Benjamin Franklin Hilliker was born in Erie, New York on May 23, 1843. In 1857 he moved with his parents to Wisconsin where he learned the trade of carpenter.
When the Civil War broke out in 1861, eighteen year old Hilliker answered Lincoln’s call for volunteers by enlisting as a drummer in Company A, 8th Wisconsin Infantry. Over the next two years the regiment saw plenty of action as part of General Ulysses S. Grant’s army. At the battle of Corinth, Mississippi in October, 1862 the regiment suffered particularly heavy casualties. The following May, Hilliker’s regiment participated in Grant’s failed attack on Vicksburg. A siege would be necessary to starve out the stubborn Confederate garrison commanded by General John Pemberton.
In early June, Hilliker’s company was detached as part of a two division reconnaissance in force under the command of Francis P. Blair, Jr., the brother of Lincoln’s postmaster general. Blair’s mission was to determine the whereabouts of Confederate General Joseph Johnston’s army, which was thought to be gathering to lift the siege of Vicksburg. At the same time the Union force devastated the fertile farms of the area, seizing cattle, destroying crops, burning mills and freeing slaves.
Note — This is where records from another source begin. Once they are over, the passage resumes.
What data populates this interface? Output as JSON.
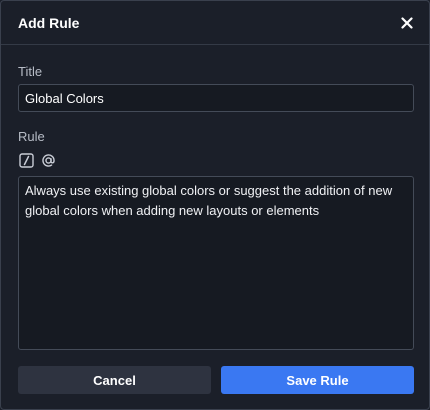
{
  "dialog": {
    "title": "Add Rule",
    "close_icon": "close-icon"
  },
  "title_field": {
    "label": "Title",
    "value": "Global Colors"
  },
  "rule_field": {
    "label": "Rule",
    "toolbar": [
      "slash-command-icon",
      "mention-at-icon"
    ],
    "value": "Always use existing global colors or suggest the addition of new global colors when adding new layouts or elements"
  },
  "actions": {
    "cancel_label": "Cancel",
    "save_label": "Save Rule"
  },
  "colors": {
    "background": "#1b1f29",
    "input_background": "#161a22",
    "primary_button": "#3a78f2",
    "secondary_button": "#2e3340"
  }
}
On June 4th at Mechanicsburg, Mississippi the expedition ran into resistance. A year later, Benjamin Hilliker recalled his memory of that day.
“During the skirmishing near Mechanicsburg, I was still company drummer, but I exchanged my drum for a gun, as I had done on former occasions, and went into the fight with my company. Fear in battle never seemed to unnerve me. I felt better at the front in the heat of the fight than I did at the rear.
When the fight I mention was becoming interesting, I, with comrade John Horton, advanced about eight rods [about 40 yards] in front of our line to get a clear view of the Confederate line, and in this we were satisfied, for when we reached the top of a low hill, we were within six or eight rods of the Confederates. My comrade was near my side when we came within the range of the enemy, and we both raised our rifles together to fire. Horton’s gun rang out sharply, but mine snapped or missed fire, which placed me in an awkward position. Horton covered himself to the right behind a tree and I jumped into a surface sand pit to the left. While recapping my gun, something occurred that seemed to me like a terrific explosion.
It proved to be a Minie ball passing through my head. It entered at the base of the mastoid process, tore through my head, and passed out at the left nostril. The first words I heard after the unpleasant incident were; ‘Lay him in the shade over there-he won’t last long.’ But I have lasted, though I have to carry around a bad looking face where good looks might have served me better.”
Hilliker recovered from his grievous wounds. Awarded a pension, he married and eventually settled in Los Angeles. In 1897 he was recognized with the Medal of Honor for his dramatic act 34 years earlier.
Thanks to the generosity of Dorothy Cornitius of Auburn, California and her family, the Lincoln Memorial Shrine acquired the Medal of Honor and drum of Civil War hero Benjamin Hilliker.